The idea is that unpaired numbers must differ by at least one bit.
In addition to the common xor, we will drag one xor for numbers that have the i-th bit set.
At the end, the common xor will give us different bits, one of which we will find one of the unpaired numbers, and then the second.

T

turboNOMAD, 2013-07-04
@turboNOMAD

I would use a set.
The algorithm is as follows: for each number, we check whether it is in the set. If not, add, otherwise remove. This check goes for O(log n) for std::set in C++, or even for a constant for hash containers. (I don't know which language can be used according to the problem statement).
The only problem is if the numbers and their pairs are not located pseudo-randomly, but for example, first all the unique ones, and then all their pairs. In this case, when passing the first half of the array, the size of the set will only increase and we can fly with a memory limit.

N

nicolausYes, 2013-07-04
@nicolausYes

+1, posted the same thing. Depending on the compiler, C++ can use either C++11 containers (unordered_set) or from the tr1 namespace on older compilers, if present. In fact, when solving it head-on, you will have to store at least half of the values, or store it somehow more cunningly.

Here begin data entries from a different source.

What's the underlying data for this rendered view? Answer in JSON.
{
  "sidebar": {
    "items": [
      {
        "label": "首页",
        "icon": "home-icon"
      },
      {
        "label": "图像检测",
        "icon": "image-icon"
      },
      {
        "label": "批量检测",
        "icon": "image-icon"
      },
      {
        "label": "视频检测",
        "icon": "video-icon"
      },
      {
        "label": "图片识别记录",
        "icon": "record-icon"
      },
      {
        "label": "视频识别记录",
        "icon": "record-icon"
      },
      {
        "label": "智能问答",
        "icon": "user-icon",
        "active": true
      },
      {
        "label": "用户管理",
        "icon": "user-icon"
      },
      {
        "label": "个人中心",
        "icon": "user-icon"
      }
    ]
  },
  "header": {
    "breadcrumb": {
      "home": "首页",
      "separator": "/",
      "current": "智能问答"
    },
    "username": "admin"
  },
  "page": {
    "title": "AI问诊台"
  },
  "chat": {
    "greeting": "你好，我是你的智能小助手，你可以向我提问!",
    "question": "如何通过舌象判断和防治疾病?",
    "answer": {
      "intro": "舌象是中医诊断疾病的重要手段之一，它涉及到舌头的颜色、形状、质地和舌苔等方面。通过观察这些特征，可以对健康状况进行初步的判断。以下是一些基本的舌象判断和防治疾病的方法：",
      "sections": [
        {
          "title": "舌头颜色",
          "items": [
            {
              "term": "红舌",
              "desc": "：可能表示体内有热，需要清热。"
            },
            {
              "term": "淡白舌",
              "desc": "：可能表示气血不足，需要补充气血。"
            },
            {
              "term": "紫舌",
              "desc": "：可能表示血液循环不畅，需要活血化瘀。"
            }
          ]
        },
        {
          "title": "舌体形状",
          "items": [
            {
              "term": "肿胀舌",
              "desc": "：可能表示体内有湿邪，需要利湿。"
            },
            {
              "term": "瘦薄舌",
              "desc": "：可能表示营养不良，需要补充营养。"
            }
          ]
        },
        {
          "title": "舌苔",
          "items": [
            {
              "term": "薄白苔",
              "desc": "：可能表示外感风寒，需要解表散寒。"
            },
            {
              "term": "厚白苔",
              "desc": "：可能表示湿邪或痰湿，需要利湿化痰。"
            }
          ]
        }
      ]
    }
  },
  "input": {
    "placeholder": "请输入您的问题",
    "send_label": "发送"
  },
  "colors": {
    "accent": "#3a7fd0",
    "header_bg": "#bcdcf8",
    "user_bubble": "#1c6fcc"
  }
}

I thought a little: the memory problem can be circumvented if it is allowed to bypass the numbers not sequentially, but in random order.
You can also use the "divide and conquer" principle, i.e. build, as described above, sets of elements without a pair for small pieces of the original array, and then look for a symmetric difference (union without intersection) of these sets.

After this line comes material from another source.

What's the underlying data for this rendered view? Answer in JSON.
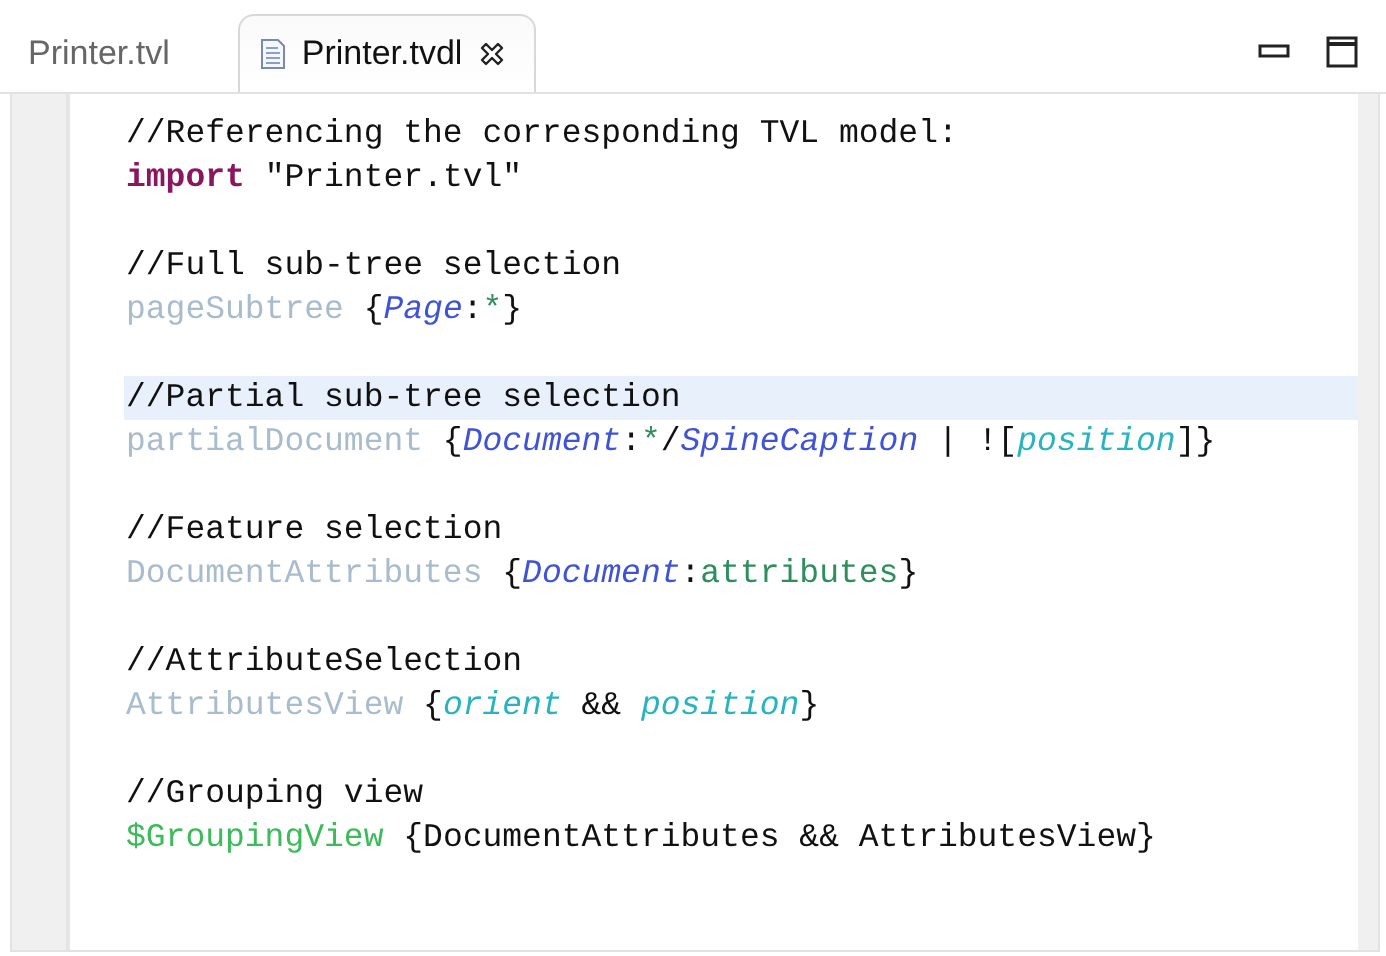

So you still save them in an array? Immediately save to the structure used when reading (set, unordered_set, unordered_map - tr1 definitely has it).

A

Arktos, 2013-07-04
@Arktos

We will need to count this array 2 or 3 times. First, we will store these numbers modulo 10^5. Let's get a bool-array of 10^5 elements - how many times each module was encountered. Consider 2 options
1) The required numbers modulo 10^5 are different. Then we will have 2 non-zero cells. We know the modules of the desired numbers by 10^5. The task was reduced to the following - to find from the array of numbers one number that does not have a pair. Solved by xor. We read the array again and calculate 2 xor for the found modules.
2) The desired numbers are modulo 10^5 (all cells are zero). Then they are not equal modulo 10^5+1.